Re: Javascript emulator?

Publicado: 27 Ago 2015, 01:35
por zanzibar1982
Magic robalo :D

updated the itafilm.tv channel, thak you a lot!

Talking about Cloudflare (wonder if it's the case to make a thread for that),

http://itastreaming.co/ and this other site http://altadefinizione.click/

are using it; user fenice82 is trying to develop his first channel for

altadefinizione.clik and he's having hard times I guess.

Could this be of any help to our cause?

https://github.com/Anorov/cloudflare-scrape

Anyways, as Jesus already stated, if a website gives too much problems the best choice is to leave it alone.

Re: Javascript emulator?

Publicado: 27 Ago 2015, 08:52
por robalo
Estoy deacuerdo con jesus pero estos canales nos pueden servir como ejercicio.

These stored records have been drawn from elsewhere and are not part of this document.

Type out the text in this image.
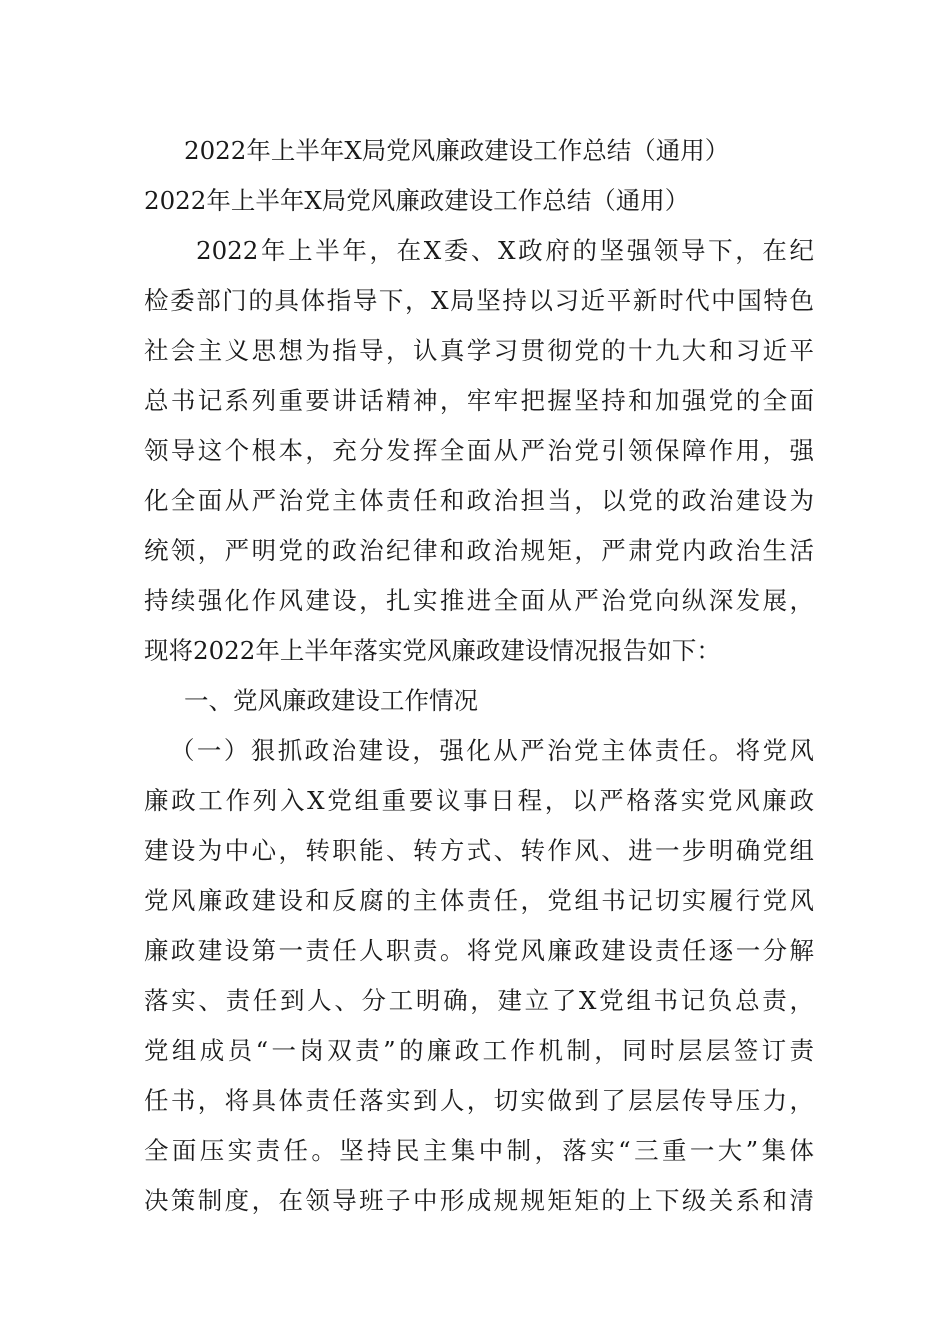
2022年上半年X局党风廉政建设工作总结（通用）
2022年上半年X局党风廉政建设工作总结（通用）
2022年上半年，在X委、X政府的坚强领导下，在纪
检委部门的具体指导下，X局坚持以习近平新时代中国特色
社会主义思想为指导，认真学习贯彻党的十九大和习近平
总书记系列重要讲话精神，牢牢把握坚持和加强党的全面
领导这个根本，充分发挥全面从严治党引领保障作用，强
化全面从严治党主体责任和政治担当，以党的政治建设为
统领，严明党的政治纪律和政治规矩，严肃党内政治生活
持续强化作风建设，扎实推进全面从严治党向纵深发展，
现将2022年上半年落实党风廉政建设情况报告如下：
一、党风廉政建设工作情况
（一）狠抓政治建设，强化从严治党主体责任。将党风
廉政工作列入X党组重要议事日程，以严格落实党风廉政
建设为中心，转职能、转方式、转作风、进一步明确党组
党风廉政建设和反腐的主体责任，党组书记切实履行党风
廉政建设第一责任人职责。将党风廉政建设责任逐一分解
落实、责任到人、分工明确，建立了X党组书记负总责，
党组成员“一岗双责”的廉政工作机制，同时层层签订责
任书，将具体责任落实到人，切实做到了层层传导压力，
全面压实责任。坚持民主集中制，落实“三重一大”集体
决策制度，在领导班子中形成规规矩矩的上下级关系和清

He contestado a fenice82 en viewtopic.php?f=23&t=6930

Re: Javascript emulator?

Publicado: 27 Ago 2015, 15:58
por DrZ3r0
Hi,
The channel itastreaming.co has function anti_cloudflare.
Just use this function in other channels to overcome cloudflare.

Re: Javascript emulator?

Publicado: 27 Ago 2015, 16:09
por zanzibar1982
DrZ3r0 escribió:Hi,
The channel itastreaming.co has function anti_cloudflare.
Just use this function in other channels to overcome cloudflare.
For some reasons itastreaming.co channel is not working on android device,
returns error as soon as you select it.

I'll post a log ASAIC.